Очевидно, он считал, что разговор окончен, а тема исчерпана.
Она нервно заерзала на кровати. Спать в его крепких и надежных объятиях уже вошло в ее привычку. Сейчас же необъятная площадь огромной постели отделяла их тела друг от друга. Слезы подступали к глазам.
Она не рвалась вернуться в модельный бизнес. Она работала манекенщицей, чтобы содержать свою семью. Теперь же просто бросила ему вызов, потому что он не любил ее.
Но приглашение к дуэли принято не было. Внезапно тепло окутало все ее тело, и жаркие руки Димитрия нежно сомкнули вокруг нее свои объятия.
– Не плачь, дорогая моя. Я полный идиот. Хочешь продолжать работать – на здоровье. Я не буду мешать тебе.
Она улыбнулась сквозь слезы.
– Иногда я слишком заносчив и самолюбив. Я проклинал и ненавидел те часы, которые твоя работа отнимала у нас. Но мне не стоит быть таким эгоистичным. Если для полного счастья тебе не хватает профессии, то я не буду стоять на твоем пути.
Неужели он так переживал их частые разлуки?
– Тебя никогда не смутила бы перспектива жениться на манекенщице?
– Что в этом позорного? Мне никогда не было стыдно за столь блестящую любовницу.
– Это совсем другое дело. Этим утверждением ты только подтверждаешь мои опасения.
– Я слишком много говорю, о чем впоследствии приходится жалеть, – с досадой в голосе произнес Димитрий.
– Маме бы это не понравилось.
– С твоей мамой мы всегда сможем договориться. Я стал для нее самим Господом Богом, когда вернул столь дорогое ее сердцу поместье.
Остатки горьких слез на глазах Александры превратились в слезы отчаянной радости и ликования.
– Ты правда поможешь мне вновь стать Ксандрой Фочен?
– Нет. Ни в коем случае, – губы его плотно сжались. – Ты по-прежнему можешь быть манекенщицей, но работать будешь под своим теперешним именем. Разве ты сможешь вычеркнуть меня из своей жизни?
Это самоуверенное заявление должно было вывести ее из себя, но возымело совершенно противоположное воздействие. Ее сердце пело от радости. Он был готов всячески поддерживать ее решение вернуться к работе. И не только.
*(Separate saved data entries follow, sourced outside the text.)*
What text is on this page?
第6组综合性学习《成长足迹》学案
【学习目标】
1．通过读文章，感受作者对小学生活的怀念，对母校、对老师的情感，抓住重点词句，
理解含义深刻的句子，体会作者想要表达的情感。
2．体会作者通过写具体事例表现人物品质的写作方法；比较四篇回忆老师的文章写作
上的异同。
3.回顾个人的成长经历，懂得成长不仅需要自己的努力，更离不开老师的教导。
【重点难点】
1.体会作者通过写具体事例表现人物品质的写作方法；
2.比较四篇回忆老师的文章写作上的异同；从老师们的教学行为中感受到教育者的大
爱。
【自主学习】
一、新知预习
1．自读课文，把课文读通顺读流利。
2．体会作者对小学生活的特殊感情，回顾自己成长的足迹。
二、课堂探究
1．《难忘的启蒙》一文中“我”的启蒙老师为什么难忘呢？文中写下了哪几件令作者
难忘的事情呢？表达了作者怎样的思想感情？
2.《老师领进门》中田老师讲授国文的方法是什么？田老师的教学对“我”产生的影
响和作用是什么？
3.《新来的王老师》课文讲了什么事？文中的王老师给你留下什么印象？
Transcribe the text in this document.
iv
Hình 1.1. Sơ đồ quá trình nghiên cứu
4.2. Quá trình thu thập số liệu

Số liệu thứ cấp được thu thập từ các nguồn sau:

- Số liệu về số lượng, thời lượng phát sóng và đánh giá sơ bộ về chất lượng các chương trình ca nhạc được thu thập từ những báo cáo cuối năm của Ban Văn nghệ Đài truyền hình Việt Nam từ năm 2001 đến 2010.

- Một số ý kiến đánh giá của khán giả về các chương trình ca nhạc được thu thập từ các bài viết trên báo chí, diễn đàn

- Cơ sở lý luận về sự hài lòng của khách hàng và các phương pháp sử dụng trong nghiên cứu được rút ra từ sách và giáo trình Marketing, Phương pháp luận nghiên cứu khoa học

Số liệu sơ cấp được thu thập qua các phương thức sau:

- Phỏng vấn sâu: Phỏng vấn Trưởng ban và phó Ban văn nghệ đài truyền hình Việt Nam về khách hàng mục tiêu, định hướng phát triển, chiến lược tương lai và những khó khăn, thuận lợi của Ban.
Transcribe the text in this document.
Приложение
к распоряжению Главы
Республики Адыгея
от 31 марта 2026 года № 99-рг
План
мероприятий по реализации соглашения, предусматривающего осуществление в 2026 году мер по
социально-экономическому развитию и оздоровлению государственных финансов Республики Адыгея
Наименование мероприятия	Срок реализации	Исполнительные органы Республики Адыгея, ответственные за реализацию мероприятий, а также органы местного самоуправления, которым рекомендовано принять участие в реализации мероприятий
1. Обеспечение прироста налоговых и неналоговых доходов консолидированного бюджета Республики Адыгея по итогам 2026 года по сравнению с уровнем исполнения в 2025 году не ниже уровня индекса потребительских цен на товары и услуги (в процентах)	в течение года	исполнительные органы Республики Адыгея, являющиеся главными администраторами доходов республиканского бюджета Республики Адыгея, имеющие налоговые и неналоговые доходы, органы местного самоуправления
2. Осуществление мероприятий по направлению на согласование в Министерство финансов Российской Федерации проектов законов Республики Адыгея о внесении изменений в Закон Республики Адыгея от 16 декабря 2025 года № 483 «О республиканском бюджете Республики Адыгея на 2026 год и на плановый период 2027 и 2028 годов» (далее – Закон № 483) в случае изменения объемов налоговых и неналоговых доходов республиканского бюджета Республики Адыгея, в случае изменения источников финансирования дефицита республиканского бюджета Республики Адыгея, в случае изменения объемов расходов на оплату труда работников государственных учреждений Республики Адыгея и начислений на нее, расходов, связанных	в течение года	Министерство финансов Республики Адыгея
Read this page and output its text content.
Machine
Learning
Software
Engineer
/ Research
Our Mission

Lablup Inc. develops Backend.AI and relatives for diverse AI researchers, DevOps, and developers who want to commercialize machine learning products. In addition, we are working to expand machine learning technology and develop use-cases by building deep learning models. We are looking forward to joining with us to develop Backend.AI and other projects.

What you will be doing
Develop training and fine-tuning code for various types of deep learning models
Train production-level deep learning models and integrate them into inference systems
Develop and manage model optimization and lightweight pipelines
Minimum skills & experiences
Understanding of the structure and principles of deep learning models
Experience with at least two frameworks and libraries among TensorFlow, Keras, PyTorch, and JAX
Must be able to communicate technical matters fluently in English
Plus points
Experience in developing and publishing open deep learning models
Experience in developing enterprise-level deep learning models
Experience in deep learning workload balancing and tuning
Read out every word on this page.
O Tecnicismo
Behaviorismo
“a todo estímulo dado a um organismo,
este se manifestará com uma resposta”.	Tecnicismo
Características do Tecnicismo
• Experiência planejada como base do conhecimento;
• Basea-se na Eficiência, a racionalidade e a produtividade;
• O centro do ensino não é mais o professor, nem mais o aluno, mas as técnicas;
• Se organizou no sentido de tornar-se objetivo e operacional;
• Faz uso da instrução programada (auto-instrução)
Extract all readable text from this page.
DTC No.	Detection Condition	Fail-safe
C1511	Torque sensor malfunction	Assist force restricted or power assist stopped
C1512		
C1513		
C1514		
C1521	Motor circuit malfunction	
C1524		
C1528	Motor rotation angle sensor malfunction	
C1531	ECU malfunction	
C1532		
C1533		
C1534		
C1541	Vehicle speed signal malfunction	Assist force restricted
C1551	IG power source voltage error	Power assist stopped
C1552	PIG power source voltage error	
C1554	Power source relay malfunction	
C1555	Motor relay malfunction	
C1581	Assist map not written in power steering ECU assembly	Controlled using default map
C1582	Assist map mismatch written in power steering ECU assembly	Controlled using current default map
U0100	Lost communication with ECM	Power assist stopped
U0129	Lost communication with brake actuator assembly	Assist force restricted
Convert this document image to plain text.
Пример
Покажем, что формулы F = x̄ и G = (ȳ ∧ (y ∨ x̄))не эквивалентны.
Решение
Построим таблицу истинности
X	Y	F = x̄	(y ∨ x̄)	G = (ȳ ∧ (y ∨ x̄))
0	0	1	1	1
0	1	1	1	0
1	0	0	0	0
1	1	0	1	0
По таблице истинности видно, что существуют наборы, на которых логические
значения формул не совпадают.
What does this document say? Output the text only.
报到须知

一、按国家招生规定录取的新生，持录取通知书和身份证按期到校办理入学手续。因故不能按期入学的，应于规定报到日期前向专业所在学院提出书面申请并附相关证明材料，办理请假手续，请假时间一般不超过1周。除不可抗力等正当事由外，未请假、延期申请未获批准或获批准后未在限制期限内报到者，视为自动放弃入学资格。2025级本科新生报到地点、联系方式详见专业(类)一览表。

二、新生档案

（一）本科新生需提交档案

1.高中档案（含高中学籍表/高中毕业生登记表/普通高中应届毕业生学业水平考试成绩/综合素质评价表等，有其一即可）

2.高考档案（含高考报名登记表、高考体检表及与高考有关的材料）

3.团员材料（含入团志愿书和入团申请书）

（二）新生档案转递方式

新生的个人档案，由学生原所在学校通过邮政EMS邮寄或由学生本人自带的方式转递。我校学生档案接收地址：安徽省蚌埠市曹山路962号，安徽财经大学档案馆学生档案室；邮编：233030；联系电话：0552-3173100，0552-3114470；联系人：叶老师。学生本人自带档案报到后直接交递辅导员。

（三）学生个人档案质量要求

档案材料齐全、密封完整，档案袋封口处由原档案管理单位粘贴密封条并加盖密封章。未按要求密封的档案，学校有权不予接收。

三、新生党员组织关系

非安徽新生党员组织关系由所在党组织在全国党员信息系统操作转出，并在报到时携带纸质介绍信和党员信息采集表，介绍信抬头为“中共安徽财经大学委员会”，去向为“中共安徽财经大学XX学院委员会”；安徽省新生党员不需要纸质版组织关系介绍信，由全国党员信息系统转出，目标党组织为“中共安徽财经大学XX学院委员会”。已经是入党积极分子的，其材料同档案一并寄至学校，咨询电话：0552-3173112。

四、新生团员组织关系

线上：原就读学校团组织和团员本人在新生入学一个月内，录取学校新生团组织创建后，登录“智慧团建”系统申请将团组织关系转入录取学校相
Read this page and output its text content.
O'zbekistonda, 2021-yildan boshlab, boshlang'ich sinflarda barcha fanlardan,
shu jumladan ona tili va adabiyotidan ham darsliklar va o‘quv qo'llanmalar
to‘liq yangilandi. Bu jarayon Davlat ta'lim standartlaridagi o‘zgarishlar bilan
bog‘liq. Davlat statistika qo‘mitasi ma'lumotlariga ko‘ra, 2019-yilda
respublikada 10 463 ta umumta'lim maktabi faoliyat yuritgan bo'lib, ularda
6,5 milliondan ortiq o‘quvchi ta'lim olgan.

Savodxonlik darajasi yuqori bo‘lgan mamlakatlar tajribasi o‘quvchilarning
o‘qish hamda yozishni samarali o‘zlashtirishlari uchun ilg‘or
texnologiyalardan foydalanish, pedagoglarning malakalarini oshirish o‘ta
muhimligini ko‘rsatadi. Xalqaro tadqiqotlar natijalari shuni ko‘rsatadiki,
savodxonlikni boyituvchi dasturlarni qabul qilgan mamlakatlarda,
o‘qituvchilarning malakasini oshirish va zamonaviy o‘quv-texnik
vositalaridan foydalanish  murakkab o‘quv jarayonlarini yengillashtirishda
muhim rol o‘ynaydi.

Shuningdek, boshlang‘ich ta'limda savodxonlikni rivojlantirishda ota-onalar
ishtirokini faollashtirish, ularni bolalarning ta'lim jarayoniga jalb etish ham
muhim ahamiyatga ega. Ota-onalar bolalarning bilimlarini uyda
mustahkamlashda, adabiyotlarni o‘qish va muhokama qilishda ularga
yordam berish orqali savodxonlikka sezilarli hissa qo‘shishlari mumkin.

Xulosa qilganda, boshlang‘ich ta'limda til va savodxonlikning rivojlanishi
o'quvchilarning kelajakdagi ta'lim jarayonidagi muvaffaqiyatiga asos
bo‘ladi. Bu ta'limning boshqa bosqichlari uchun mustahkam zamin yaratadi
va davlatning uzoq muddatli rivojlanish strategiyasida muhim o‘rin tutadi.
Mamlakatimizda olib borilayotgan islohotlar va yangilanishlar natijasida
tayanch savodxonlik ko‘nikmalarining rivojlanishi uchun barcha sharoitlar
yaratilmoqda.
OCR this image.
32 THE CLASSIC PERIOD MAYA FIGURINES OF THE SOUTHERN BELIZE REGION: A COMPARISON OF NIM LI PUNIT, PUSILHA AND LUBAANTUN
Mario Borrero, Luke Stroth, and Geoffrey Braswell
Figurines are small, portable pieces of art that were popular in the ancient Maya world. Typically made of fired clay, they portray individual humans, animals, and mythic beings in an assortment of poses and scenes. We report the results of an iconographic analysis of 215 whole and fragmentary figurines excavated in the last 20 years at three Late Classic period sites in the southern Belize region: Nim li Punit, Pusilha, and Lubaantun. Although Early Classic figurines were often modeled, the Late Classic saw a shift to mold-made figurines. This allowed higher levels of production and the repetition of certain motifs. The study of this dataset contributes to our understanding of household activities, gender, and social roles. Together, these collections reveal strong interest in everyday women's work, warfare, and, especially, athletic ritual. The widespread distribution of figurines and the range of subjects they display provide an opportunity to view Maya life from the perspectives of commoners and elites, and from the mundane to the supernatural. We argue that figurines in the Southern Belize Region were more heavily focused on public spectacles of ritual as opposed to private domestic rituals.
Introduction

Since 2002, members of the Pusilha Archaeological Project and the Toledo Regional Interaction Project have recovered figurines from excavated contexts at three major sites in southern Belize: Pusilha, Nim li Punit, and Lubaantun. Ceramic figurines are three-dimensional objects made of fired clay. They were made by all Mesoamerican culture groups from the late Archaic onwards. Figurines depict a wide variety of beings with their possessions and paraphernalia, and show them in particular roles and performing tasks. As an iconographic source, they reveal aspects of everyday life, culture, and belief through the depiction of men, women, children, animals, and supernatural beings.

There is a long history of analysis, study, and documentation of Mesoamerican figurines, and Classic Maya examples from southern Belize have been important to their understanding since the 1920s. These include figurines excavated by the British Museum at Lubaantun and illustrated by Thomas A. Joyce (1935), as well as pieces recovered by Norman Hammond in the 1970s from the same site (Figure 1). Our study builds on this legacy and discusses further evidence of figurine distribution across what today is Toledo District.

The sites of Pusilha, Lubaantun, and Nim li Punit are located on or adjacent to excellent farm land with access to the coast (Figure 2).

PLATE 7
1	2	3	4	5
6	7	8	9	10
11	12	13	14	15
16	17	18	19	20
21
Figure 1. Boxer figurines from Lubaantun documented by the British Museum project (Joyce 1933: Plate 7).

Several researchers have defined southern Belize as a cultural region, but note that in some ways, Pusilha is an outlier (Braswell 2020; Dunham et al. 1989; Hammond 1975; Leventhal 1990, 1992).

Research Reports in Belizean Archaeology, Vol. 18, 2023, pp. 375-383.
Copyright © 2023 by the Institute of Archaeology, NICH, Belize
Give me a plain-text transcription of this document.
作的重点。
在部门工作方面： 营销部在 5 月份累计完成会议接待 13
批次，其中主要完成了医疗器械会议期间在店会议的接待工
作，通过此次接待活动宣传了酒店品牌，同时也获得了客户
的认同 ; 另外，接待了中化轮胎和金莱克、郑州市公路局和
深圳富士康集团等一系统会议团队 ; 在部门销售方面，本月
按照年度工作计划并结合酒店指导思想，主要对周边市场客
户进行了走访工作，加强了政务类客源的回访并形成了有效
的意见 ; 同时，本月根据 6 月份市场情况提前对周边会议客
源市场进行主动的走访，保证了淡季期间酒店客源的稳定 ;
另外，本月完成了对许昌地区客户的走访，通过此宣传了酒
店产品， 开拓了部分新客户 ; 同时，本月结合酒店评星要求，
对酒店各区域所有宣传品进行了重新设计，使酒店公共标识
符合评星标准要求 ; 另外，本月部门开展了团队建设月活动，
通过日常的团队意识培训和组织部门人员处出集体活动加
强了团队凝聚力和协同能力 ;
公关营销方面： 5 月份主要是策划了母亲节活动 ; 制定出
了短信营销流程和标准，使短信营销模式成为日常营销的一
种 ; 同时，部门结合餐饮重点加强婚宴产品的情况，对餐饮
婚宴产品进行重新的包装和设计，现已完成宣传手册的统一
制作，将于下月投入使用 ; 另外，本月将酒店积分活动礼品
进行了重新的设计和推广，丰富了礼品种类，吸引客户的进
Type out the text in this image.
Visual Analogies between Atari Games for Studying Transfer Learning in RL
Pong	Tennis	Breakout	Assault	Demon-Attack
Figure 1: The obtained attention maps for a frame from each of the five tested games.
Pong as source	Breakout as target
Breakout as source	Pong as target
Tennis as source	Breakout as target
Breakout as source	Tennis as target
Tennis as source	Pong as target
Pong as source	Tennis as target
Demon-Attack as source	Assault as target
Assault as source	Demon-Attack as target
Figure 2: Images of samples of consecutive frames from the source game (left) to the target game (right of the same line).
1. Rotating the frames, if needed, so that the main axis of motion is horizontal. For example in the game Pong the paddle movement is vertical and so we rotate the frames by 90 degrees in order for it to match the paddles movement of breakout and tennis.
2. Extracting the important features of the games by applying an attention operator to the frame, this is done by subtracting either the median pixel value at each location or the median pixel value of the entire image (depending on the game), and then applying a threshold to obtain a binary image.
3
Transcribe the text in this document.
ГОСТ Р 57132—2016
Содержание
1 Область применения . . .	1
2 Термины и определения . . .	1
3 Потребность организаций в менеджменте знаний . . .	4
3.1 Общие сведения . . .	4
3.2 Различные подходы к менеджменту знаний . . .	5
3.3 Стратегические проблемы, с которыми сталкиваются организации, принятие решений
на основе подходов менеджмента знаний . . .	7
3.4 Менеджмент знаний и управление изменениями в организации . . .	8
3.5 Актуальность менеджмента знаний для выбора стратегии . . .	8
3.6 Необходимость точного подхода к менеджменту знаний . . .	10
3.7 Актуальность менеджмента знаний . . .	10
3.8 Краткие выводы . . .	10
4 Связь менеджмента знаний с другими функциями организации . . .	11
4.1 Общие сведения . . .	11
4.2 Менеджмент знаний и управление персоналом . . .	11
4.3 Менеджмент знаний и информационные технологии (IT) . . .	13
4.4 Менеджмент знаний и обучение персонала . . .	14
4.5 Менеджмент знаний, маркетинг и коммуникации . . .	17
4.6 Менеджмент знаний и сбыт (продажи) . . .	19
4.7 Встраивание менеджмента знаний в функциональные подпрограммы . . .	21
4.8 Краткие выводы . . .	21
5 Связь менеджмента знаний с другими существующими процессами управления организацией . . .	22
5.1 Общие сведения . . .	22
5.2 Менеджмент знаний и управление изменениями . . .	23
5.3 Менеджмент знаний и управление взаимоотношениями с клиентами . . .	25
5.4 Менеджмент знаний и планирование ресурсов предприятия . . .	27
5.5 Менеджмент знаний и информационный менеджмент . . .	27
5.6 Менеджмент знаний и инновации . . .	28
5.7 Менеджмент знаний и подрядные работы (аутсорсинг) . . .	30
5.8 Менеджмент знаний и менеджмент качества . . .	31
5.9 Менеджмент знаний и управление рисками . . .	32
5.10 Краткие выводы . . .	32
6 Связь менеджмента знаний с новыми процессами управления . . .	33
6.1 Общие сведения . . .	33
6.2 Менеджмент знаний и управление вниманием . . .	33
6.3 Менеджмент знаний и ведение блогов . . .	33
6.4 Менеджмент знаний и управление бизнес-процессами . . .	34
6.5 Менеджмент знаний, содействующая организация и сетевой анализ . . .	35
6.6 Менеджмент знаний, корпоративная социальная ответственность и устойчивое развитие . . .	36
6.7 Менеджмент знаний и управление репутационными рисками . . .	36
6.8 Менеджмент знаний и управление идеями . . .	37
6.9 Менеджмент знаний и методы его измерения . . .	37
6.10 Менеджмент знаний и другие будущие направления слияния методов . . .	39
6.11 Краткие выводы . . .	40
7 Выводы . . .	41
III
Он не хотел, чтобы ее профессиональные пристрастия отделяли их друг от друга.
Он не любил ее, но относился к ней с достаточным уважением.
– Не хочу я быть манекенщицей, – призналась она.
– Что? – изумленно переспросил он.
– Я не хочу работать. Я хочу сидеть дома с ребенком.
– О чем мы, черт побери, тогда разговариваем битых полчаса? – от его крика у нее чуть не лопнули барабанные перепонки.
– Не смей повышать на меня голос!
– Зачем же ты тогда затеяла весь этот разговор? – Зубы его зло заскрежетали, а из глаз едва не сыпались искры негодования.
– Я должна была знать.
– Что ты должна была знать?
– Как ты относился к той женщине, которой я когда-то была… которая от тебя забеременела. Когда ты сделал мне официальное предложение руки и сердца, я уже была для тебя Александрой Дюпре.
– Как женщина от смены имен ты ничего не потеряла. И я об этом уже не раз говорил.
– Ксандру Фочен ты просто вышвырнул из дома.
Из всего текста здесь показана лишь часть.